The legal effect of an award being set aside is that the parties are at liberty to recommence arbitration proceedings. Interestingly, Section 34(4) also permits a temporary abeyance of the challenge proceedings, at the instance of one of the parties, to allow the arbitral tribunal to take such steps to eliminate the grounds for challenging the award.
The contours of Section 34(4) were recently considered by the Supreme Court in I-Pay Clearing Services vs ICICI Bank. It held that the power of remittance is discretionary, and it cannot be invoked to fill gaps/additional reasoning in an award, which does not render any finding on the issue. Similarly, Section 33 of the Act also provides recourse to have arithmetical or clerical errors rectified by the arbitral tribunal.
Prior to the Act’s introduction, Section 15 of the Arbitration Act of 1940 permitted modification of an award. Subsequently, in line with the UNCITRAL Model Law, the 1996 Act did not contain such an express permission. As per the 1996 Act, after the issuance of an arbitral award, the parties have three remedial avenues: a) initiate a challenge to the award under Section 34; b) petition the arbitral tribunal for rectifying any arithmetical or clerical errors in the award; c) request the court hearing the challenge to adjourn the hearing and allow the arbitral tribunal to take appropriate steps to eliminate the grounds of challenge.

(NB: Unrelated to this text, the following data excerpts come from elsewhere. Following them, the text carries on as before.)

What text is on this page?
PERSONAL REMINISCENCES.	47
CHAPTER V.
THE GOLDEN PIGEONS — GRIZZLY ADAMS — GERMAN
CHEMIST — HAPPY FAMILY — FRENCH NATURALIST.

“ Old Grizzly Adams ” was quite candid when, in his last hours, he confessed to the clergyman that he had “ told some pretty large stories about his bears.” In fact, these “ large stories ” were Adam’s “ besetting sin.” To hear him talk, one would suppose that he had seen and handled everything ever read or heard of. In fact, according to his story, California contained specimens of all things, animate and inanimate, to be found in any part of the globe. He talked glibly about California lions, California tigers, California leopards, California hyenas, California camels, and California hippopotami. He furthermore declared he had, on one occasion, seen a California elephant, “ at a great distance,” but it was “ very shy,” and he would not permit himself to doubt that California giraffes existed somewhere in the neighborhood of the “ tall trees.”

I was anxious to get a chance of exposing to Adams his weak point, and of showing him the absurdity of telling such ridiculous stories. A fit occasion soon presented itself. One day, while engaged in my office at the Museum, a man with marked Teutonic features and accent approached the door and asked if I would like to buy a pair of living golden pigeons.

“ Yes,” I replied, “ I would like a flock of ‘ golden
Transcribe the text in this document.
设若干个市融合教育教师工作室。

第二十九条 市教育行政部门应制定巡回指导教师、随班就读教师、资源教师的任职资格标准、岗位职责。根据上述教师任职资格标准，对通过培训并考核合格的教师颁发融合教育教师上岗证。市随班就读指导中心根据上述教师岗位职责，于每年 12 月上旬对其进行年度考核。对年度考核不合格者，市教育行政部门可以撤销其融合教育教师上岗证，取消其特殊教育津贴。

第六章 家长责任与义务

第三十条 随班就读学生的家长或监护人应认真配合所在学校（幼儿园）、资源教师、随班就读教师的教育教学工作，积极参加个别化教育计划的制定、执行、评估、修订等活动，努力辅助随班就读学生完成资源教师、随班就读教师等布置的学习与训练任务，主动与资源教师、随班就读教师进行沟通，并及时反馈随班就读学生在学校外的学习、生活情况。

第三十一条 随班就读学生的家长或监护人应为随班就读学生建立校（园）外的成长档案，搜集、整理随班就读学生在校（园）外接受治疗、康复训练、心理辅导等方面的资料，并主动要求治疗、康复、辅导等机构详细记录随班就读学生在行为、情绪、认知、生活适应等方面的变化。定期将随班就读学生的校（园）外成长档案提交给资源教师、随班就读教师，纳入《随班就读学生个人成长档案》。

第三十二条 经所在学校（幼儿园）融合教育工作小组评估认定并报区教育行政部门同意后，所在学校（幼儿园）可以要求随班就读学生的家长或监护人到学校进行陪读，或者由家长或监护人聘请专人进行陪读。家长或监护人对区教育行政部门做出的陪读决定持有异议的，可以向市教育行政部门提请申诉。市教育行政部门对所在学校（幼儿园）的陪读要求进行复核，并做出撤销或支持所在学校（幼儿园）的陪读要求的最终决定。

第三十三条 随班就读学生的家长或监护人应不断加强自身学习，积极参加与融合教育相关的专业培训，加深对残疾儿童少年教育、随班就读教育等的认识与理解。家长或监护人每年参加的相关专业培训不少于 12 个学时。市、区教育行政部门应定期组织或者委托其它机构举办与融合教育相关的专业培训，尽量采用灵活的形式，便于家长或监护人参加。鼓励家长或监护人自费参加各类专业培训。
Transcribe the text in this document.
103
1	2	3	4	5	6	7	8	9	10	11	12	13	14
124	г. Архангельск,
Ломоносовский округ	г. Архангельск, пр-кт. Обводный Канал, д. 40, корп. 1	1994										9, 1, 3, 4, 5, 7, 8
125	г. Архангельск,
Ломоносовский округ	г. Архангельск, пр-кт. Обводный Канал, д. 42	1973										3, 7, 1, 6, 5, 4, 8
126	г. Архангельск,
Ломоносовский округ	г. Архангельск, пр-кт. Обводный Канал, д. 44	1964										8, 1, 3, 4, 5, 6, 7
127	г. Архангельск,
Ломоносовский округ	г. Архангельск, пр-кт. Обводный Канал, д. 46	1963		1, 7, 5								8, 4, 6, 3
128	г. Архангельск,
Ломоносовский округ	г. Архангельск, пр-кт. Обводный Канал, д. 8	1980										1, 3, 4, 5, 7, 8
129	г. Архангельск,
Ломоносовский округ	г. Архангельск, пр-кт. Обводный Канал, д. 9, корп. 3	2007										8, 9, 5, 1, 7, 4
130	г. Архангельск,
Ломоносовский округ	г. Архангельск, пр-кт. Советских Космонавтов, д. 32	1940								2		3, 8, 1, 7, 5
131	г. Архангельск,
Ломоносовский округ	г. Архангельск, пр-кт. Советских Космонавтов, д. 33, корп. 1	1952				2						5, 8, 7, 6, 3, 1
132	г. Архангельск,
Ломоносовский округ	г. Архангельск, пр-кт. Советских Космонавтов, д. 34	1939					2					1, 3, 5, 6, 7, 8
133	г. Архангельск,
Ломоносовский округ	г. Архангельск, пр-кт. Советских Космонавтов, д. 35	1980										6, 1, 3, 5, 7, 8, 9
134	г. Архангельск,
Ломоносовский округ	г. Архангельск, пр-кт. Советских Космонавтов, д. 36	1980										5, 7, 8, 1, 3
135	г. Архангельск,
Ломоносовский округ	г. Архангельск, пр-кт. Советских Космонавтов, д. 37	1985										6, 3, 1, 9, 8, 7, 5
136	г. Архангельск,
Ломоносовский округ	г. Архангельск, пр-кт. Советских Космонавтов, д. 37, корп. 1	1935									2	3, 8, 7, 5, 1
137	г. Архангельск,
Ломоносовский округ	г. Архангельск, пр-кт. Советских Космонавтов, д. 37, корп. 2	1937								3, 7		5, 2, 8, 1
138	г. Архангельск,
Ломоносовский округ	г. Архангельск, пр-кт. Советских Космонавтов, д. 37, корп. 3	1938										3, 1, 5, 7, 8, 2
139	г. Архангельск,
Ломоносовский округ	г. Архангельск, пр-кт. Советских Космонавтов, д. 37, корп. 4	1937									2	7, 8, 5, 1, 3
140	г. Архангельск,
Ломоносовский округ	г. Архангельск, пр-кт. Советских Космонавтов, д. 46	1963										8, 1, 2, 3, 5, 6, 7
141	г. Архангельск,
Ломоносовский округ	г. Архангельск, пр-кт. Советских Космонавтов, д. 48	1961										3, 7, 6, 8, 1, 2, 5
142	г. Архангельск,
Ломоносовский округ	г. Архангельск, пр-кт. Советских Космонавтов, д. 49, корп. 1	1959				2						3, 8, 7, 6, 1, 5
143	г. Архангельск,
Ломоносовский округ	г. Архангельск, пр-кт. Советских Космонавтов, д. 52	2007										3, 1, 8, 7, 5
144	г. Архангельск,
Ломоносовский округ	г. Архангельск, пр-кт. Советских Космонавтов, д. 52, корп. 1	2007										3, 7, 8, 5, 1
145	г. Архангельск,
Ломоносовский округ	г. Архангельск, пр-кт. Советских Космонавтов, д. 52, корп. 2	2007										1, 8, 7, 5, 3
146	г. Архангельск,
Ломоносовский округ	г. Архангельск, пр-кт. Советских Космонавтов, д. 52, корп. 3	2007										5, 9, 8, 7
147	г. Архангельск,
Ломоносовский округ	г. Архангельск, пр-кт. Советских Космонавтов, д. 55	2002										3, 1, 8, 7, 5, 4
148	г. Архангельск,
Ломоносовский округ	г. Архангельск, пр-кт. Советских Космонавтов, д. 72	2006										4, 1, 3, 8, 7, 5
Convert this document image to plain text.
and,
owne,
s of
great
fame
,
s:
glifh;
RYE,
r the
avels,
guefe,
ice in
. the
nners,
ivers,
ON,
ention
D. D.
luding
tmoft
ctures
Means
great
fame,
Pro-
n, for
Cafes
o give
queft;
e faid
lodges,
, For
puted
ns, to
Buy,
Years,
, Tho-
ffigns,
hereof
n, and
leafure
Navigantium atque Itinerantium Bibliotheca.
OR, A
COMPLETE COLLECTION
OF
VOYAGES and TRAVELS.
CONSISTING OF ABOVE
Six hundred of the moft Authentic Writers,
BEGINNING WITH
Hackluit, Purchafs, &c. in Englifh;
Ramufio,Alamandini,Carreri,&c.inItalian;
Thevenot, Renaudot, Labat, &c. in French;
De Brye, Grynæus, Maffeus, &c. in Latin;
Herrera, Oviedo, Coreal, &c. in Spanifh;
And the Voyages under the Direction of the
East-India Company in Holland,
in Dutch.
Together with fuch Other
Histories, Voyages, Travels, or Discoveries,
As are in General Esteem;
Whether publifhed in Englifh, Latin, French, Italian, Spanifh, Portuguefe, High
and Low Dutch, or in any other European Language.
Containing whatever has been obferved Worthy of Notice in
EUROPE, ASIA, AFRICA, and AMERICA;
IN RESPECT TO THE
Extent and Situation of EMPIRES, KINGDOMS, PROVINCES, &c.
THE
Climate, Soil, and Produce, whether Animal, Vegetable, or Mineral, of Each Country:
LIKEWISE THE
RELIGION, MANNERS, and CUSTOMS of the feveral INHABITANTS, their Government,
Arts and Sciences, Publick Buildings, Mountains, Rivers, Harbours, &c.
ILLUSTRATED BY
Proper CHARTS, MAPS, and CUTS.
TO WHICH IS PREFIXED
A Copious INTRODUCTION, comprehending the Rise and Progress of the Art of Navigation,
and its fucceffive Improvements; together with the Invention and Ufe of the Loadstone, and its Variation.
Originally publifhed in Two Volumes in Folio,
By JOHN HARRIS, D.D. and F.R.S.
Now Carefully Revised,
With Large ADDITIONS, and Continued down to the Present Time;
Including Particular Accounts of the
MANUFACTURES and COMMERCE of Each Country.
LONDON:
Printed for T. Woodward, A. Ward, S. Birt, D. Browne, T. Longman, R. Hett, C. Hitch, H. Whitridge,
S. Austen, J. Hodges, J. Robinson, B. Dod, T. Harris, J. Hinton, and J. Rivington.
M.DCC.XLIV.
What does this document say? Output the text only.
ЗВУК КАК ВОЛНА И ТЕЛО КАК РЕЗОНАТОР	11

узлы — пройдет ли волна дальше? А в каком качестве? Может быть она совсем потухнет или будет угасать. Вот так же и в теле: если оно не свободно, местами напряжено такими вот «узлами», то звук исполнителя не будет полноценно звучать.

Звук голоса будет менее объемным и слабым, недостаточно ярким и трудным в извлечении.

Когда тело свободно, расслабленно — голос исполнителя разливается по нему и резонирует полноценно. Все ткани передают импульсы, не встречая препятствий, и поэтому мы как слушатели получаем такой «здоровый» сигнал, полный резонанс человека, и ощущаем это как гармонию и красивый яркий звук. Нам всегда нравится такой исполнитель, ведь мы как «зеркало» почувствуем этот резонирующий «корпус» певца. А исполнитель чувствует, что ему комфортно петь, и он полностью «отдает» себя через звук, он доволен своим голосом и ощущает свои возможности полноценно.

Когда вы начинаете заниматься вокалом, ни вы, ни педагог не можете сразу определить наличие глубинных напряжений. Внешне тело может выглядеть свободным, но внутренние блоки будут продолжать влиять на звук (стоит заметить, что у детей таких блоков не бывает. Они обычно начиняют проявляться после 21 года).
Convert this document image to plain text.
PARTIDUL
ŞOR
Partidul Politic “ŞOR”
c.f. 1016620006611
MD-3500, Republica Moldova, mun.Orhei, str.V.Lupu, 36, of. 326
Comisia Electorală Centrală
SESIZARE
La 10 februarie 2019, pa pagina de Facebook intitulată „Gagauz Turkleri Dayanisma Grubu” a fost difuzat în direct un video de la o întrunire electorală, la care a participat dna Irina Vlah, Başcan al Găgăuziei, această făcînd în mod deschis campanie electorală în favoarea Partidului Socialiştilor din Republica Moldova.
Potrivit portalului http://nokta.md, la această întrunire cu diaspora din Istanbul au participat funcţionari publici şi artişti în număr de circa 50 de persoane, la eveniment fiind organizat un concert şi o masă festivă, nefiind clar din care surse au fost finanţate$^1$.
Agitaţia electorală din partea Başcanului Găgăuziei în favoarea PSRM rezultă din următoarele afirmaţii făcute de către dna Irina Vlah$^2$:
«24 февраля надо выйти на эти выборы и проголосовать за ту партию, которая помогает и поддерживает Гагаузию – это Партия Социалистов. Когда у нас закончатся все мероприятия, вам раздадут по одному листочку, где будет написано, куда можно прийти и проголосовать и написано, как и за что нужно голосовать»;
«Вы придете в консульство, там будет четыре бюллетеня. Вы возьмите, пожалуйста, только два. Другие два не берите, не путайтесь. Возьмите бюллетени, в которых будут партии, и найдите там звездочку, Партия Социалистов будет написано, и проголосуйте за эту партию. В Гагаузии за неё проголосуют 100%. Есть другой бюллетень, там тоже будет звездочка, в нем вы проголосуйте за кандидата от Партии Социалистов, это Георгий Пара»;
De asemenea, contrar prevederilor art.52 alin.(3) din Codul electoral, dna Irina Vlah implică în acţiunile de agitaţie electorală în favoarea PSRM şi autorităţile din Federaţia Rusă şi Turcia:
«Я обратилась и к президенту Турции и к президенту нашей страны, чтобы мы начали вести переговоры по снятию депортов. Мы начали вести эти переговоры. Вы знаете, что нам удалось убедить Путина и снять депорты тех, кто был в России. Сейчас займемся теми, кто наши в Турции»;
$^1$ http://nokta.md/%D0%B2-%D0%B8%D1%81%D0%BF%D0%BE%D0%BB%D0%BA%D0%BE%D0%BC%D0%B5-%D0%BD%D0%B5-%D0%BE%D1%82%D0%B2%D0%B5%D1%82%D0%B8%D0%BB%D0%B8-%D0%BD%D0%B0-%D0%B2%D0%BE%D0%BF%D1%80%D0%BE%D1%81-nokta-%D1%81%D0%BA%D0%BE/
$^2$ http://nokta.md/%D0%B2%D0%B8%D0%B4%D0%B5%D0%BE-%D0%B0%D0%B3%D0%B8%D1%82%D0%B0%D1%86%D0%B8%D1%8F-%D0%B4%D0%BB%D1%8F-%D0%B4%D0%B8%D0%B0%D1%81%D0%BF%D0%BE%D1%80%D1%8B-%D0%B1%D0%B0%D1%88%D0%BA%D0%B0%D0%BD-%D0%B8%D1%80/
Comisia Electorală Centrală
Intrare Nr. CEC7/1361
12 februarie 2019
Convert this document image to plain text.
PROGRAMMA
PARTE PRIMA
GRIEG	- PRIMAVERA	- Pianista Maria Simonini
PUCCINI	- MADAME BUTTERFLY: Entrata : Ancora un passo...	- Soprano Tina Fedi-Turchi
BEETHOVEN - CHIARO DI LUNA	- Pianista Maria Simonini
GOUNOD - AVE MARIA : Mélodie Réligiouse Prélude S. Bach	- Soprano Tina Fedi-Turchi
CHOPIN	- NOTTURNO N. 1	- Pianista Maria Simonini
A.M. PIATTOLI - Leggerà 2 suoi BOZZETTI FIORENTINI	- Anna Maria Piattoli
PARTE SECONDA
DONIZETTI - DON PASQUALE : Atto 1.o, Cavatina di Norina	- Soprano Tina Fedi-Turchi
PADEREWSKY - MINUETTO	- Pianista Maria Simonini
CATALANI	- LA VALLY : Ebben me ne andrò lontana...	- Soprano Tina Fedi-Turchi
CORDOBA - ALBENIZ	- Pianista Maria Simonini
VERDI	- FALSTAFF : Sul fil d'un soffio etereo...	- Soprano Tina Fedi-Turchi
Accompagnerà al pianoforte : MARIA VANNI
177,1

It is, therefore, quite clear that the power to modify an award does not feature in the present scheme of the Act. Moreover, without the contours of the powers being expressly defined, any such exercise under Section 34 could overlap with the powers available to the arbitral tribunal under Sections 33 or 34(4). Under the garb of modification, if judges frequently change awards, it will undermine the very purpose of opting for arbitration. After an award is issued, it is expected to be conclusive and enforceable, constrained solely by the specific grounds for challenge delineated in Section 34.
This was precisely the essence of all the contrarian judgements rendered by the Supreme Court regarding the power of modification, which originally prompted the current constitutional reference. Interestingly, the Viswanathan Committee of 2024 has recommended an amendment to Section 34 to provide the power to modify under certain circumstances. But the recommendations have not found expression under the Act to date.
Legislative definitions, therefore, become crucial. The grounds for possible modification must be precisely specified and restricted to cases of trivial irregularities that are severable, and which do not require a reconsideration of the substantive merits. However, the guiding principle must be narrow interventionism and utmost respect for the arbitral process’s integrity.
As Justice Benjamin N Cardozo observed, “Finality is a good thing, but justice is better.” Although legislative changes might be necessary for allowing modifications, the existing Sections 33 and 34(4) effectively ensure justice is served while upholding the key tenets of arbitration.